There are actually two different types of tests that are more reliable (in my
environment) with the sleeps added - domain/21[05]-nic-hotplug* and
nwfilter/[12]*. (I'm not actually seeing a problem with domain/200-disk-
hotplug, but I wanted to be consistent across the tests, and the additional 20
seconds didn't impact me.)
The nic-hotplug tests don't spin up an entire vm (contrary to my poor
description in patch 5/6). Instead, they just use the kernel and initrd found
in /var/cache/libvirt-tck/os-x86_64-hvm, and an empty 100MB disk. Regardless
of what kernel I have in place (Fedora 19/22, openSUSE 13.2/Leap), these tests
attach the NIC properly, and appear to detach the NIC properly. However, the
final test finds the NIC still defined in the XML. Adding an 11-13 second delay
immediately after creating the domain resolves the problem (across all
kernel/initrds).
In the nwfilter tests, there are two problems I sometimes encounter. The first
is that the domain (which is an actual working domain), does not obtain an IP
address before the test tries to find and use that address. Sleeping for an
additional 5-10 seconds before trying to get the address is enough to avoid
the problem.
The second nwfilter issue is that I have seen instances where the domain will
not shutdown in 30 seconds. Increasing the graceful shutdown window to 60
seconds resolve this issue. (This change does not increase test time when
using a domain that does shut down quicker.)
Although we don't use ssh in these tests, perhaps it is
reasonable
to also poll on connect() on the ssh port to identify when the SSH
server has started, and use that as an indication that the guest
has booted.
In the nic hotplug tests, there is no SSH server. Sorry for misleading you
based on my incorrect "testing larger domains" comment.
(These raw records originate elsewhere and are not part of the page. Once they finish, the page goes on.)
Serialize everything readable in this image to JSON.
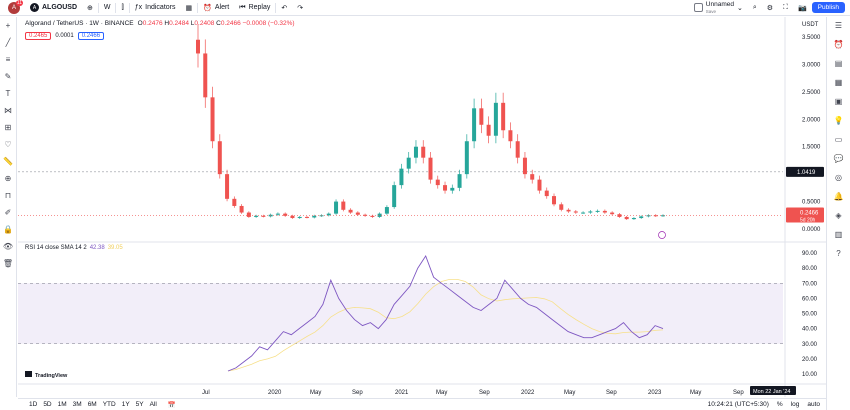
{
  "toolbar": {
    "avatar_letter": "A",
    "avatar_badge": "11",
    "symbol": "ALGOUSD",
    "interval": "W",
    "indicators": "Indicators",
    "alert": "Alert",
    "replay": "Replay",
    "layout_name": "Unnamed",
    "layout_status": "Save",
    "publish": "Publish"
  },
  "legend": {
    "title": "Algorand / TetherUS · 1W · BINANCE",
    "o": "O",
    "o_val": "0.2476",
    "h": "H",
    "h_val": "0.2484",
    "l": "L",
    "l_val": "0.2408",
    "c": "C",
    "c_val": "0.2466",
    "chg": "−0.0008 (−0.32%)",
    "sell": "0.2465",
    "spread": "0.0001",
    "buy": "0.2466"
  },
  "rsi": {
    "label": "RSI 14 close SMA 14 2",
    "value1": "42.38",
    "value2": "39.05"
  },
  "price_axis": {
    "currency": "USDT",
    "labels": [
      "3.5000",
      "3.0000",
      "2.5000",
      "2.0000",
      "1.5000",
      "1.0000",
      "0.5000",
      "0.0000"
    ],
    "crosshair_value": "1.0419",
    "last_price": "0.2466",
    "countdown": "5d 20h"
  },
  "rsi_axis": {
    "labels": [
      "90.00",
      "80.00",
      "70.00",
      "60.00",
      "50.00",
      "40.00",
      "30.00",
      "20.00",
      "10.00"
    ]
  },
  "time_axis": {
    "labels": [
      "Jul",
      "2020",
      "May",
      "Sep",
      "2021",
      "May",
      "Sep",
      "2022",
      "May",
      "Sep",
      "2023",
      "May",
      "Sep"
    ],
    "crosshair_date": "Mon 22 Jan '24"
  },
  "watermark": "TradingView",
  "bottom": {
    "ranges": [
      "1D",
      "5D",
      "1M",
      "3M",
      "6M",
      "YTD",
      "1Y",
      "5Y",
      "All"
    ],
    "time": "10:24:21 (UTC+5:30)",
    "pct": "%",
    "log": "log",
    "auto": "auto"
  },
  "colors": {
    "up": "#26a69a",
    "down": "#ef5350",
    "rsi_line": "#7e57c2",
    "rsi_ma": "#f7e08a",
    "rsi_band": "#7e57c2",
    "accent": "#2962ff"
  },
  "chart_data": {
    "type": "candlestick",
    "title": "Algorand / TetherUS · 1W · BINANCE",
    "ylim": [
      0,
      3.5
    ],
    "series": [
      {
        "name": "ALGOUSDT",
        "approx_close": [
          3.2,
          2.4,
          1.6,
          1.0,
          0.55,
          0.42,
          0.3,
          0.22,
          0.24,
          0.23,
          0.26,
          0.28,
          0.24,
          0.2,
          0.22,
          0.21,
          0.24,
          0.25,
          0.28,
          0.5,
          0.35,
          0.3,
          0.26,
          0.24,
          0.22,
          0.28,
          0.4,
          0.8,
          1.1,
          1.3,
          1.5,
          1.3,
          0.9,
          0.8,
          0.7,
          0.75,
          1.0,
          1.6,
          2.2,
          1.9,
          1.7,
          2.3,
          1.8,
          1.6,
          1.3,
          1.0,
          0.9,
          0.7,
          0.6,
          0.45,
          0.35,
          0.32,
          0.3,
          0.3,
          0.32,
          0.33,
          0.3,
          0.27,
          0.22,
          0.18,
          0.2,
          0.23,
          0.25,
          0.24,
          0.25
        ]
      }
    ],
    "rsi": {
      "name": "RSI 14",
      "overbought": 70,
      "oversold": 30,
      "ylim": [
        10,
        90
      ]
    }
  }
}
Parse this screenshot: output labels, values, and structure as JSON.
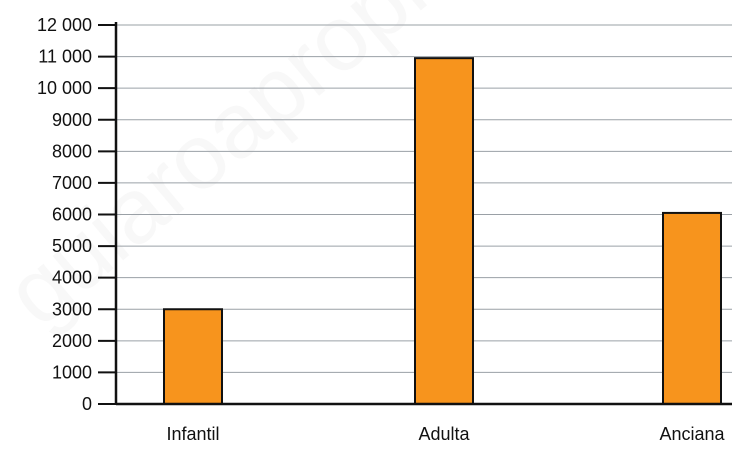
{
  "chart_data": {
    "type": "bar",
    "categories": [
      "Infantil",
      "Adulta",
      "Anciana"
    ],
    "values": [
      3000,
      10950,
      6050
    ],
    "title": "",
    "xlabel": "",
    "ylabel": "",
    "ylim": [
      0,
      12000
    ],
    "yticks": [
      0,
      1000,
      2000,
      3000,
      4000,
      5000,
      6000,
      7000,
      8000,
      9000,
      10000,
      11000,
      12000
    ],
    "ytick_labels": [
      "0",
      "1000",
      "2000",
      "3000",
      "4000",
      "5000",
      "6000",
      "7000",
      "8000",
      "9000",
      "10 000",
      "11 000",
      "12 000"
    ],
    "grid": true,
    "legend": "none"
  },
  "colors": {
    "bar_fill": "#f7941d",
    "bar_stroke": "#111111",
    "grid": "#9aa0a6",
    "axis": "#111111",
    "text": "#111111",
    "watermark": "#d9d9d9"
  },
  "watermark_text": "guiaroapropio"
}
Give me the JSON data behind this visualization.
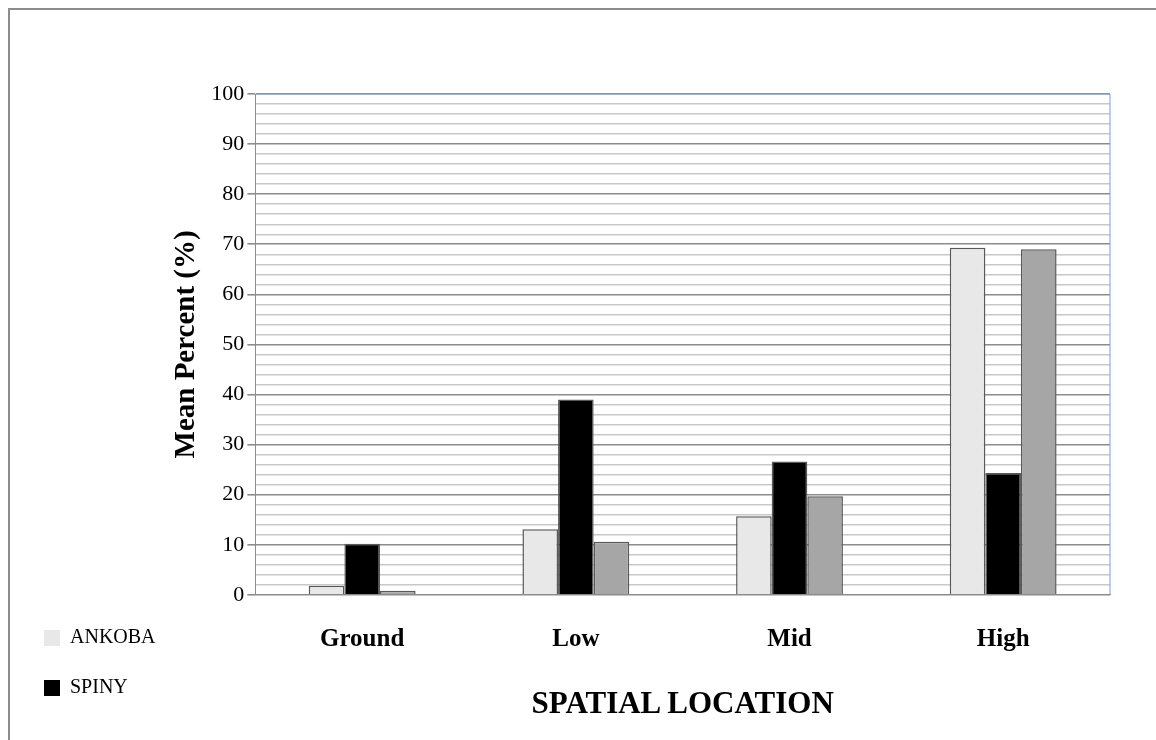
{
  "chart_data": {
    "type": "bar",
    "xlabel": "SPATIAL LOCATION",
    "ylabel": "Mean Percent (%)",
    "categories": [
      "Ground",
      "Low",
      "Mid",
      "High"
    ],
    "series": [
      {
        "name": "ANKOBA",
        "color": "#e8e8e8",
        "values": [
          1.8,
          13.1,
          15.7,
          69.3
        ]
      },
      {
        "name": "SPINY",
        "color": "#000000",
        "values": [
          10.2,
          39,
          26.6,
          24.3
        ]
      },
      {
        "color": "#a6a6a6",
        "values": [
          0.8,
          10.6,
          19.7,
          69
        ]
      }
    ],
    "ylim": [
      0,
      100
    ],
    "yticks": [
      0,
      10,
      20,
      30,
      40,
      50,
      60,
      70,
      80,
      90,
      100
    ],
    "grid": true,
    "legend": "bottom left"
  }
}
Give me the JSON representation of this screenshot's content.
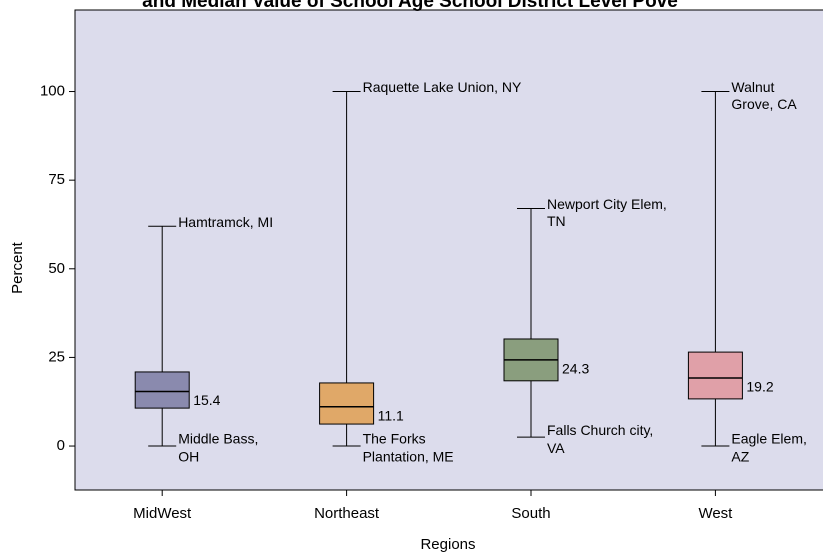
{
  "chart_data": {
    "type": "box",
    "title": "and Median Value of School Age School District Level Pove",
    "x_label": "Regions",
    "y_label": "Percent",
    "categories": [
      "MidWest",
      "Northeast",
      "South",
      "West"
    ],
    "colors": [
      "#8a8aae",
      "#e0a868",
      "#8a9e7e",
      "#e0a0a8"
    ],
    "boxes": [
      {
        "min": 0,
        "q1": 10.7,
        "median": 15.4,
        "q3": 20.9,
        "max": 62
      },
      {
        "min": 0,
        "q1": 6.2,
        "median": 11.1,
        "q3": 17.8,
        "max": 100
      },
      {
        "min": 2.5,
        "q1": 18.4,
        "median": 24.3,
        "q3": 30.2,
        "max": 67
      },
      {
        "min": 0,
        "q1": 13.3,
        "median": 19.2,
        "q3": 26.5,
        "max": 100
      }
    ],
    "max_labels": [
      [
        "Hamtramck, MI"
      ],
      [
        "Raquette Lake Union, NY"
      ],
      [
        "Newport City Elem,",
        "TN"
      ],
      [
        "Walnut",
        "Grove, CA"
      ]
    ],
    "min_labels": [
      [
        "Middle Bass,",
        "OH"
      ],
      [
        "The Forks",
        "Plantation, ME"
      ],
      [
        "Falls Church city,",
        "VA"
      ],
      [
        "Eagle Elem,",
        "AZ"
      ]
    ],
    "ylim": [
      -12.4,
      123
    ],
    "yticks": [
      0,
      25,
      50,
      75,
      100
    ]
  }
}
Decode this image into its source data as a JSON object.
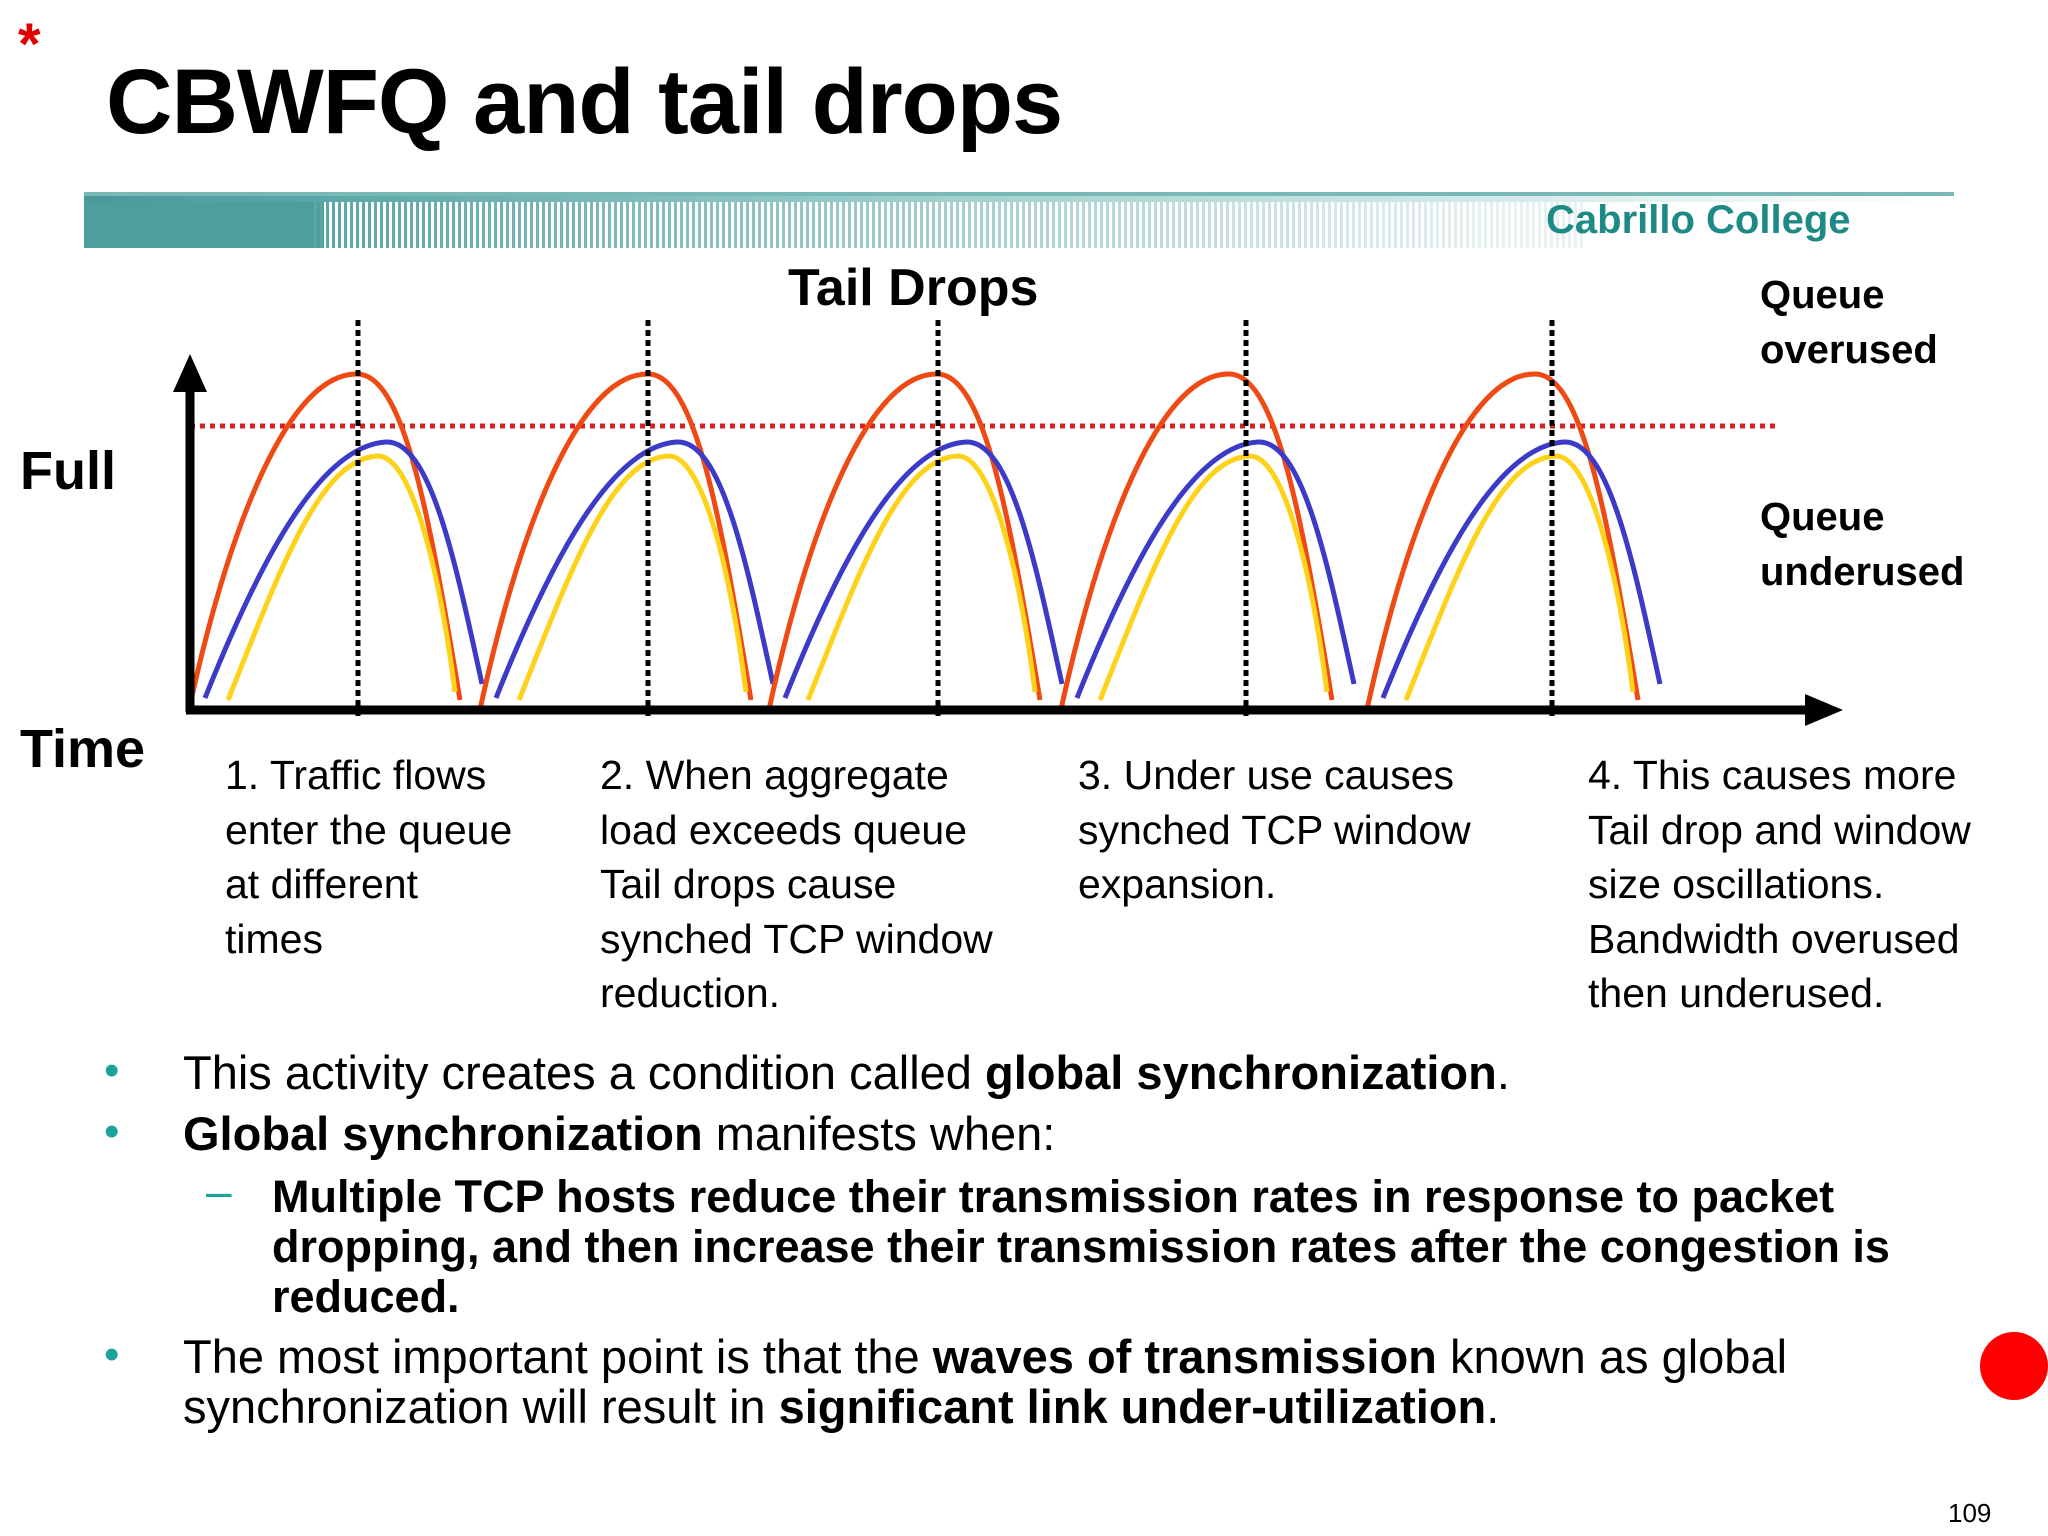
{
  "slide": {
    "marker": "*",
    "title": "CBWFQ and tail drops",
    "banner_text": "Cabrillo College",
    "page_number": "109"
  },
  "diagram": {
    "title": "Tail Drops",
    "queue_overused": [
      "Queue",
      "overused"
    ],
    "queue_underused": [
      "Queue",
      "underused"
    ],
    "y_label": "Full",
    "x_label": "Time",
    "colors": {
      "flow_red": "#f04a14",
      "flow_blue": "#3b3bc8",
      "flow_yellow": "#ffd21a",
      "threshold": "#d42020",
      "accent": "#1aa39a"
    },
    "steps": [
      [
        "1. Traffic flows",
        "enter the queue",
        "at different",
        "times"
      ],
      [
        "2. When aggregate",
        "load exceeds queue",
        "Tail drops cause",
        "synched TCP window",
        "reduction."
      ],
      [
        "3. Under use causes",
        "synched TCP window",
        "expansion."
      ],
      [
        "4. This causes more",
        "Tail drop and window",
        "size oscillations.",
        "Bandwidth overused",
        "then underused."
      ]
    ]
  },
  "bullets": {
    "b1_pre": "This activity creates a condition called ",
    "b1_bold": "global synchronization",
    "b1_post": ".",
    "b2_bold": "Global synchronization",
    "b2_post": " manifests when:",
    "sub_dash": "–",
    "sub1": "Multiple TCP hosts reduce their transmission rates in response to packet dropping, and then increase their transmission rates after the congestion is reduced.",
    "b3_pre": "The most important point is that the ",
    "b3_bold1": "waves of transmission",
    "b3_mid": " known as global synchronization will result in ",
    "b3_bold2": "significant link under-utilization",
    "b3_post": "."
  }
}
In the nwfilter tests,
this approach will not work as the necessary delays are all before the domain
is up and running with an IP address.
Any ideas (other than sleeping)? (I'm happy to rework the patch to drop the
delay in the block hotplug script as that is not necessary. I can also reduce
the other sleeps by 5 seconds or so, if it matters.)
Thanks,
Mike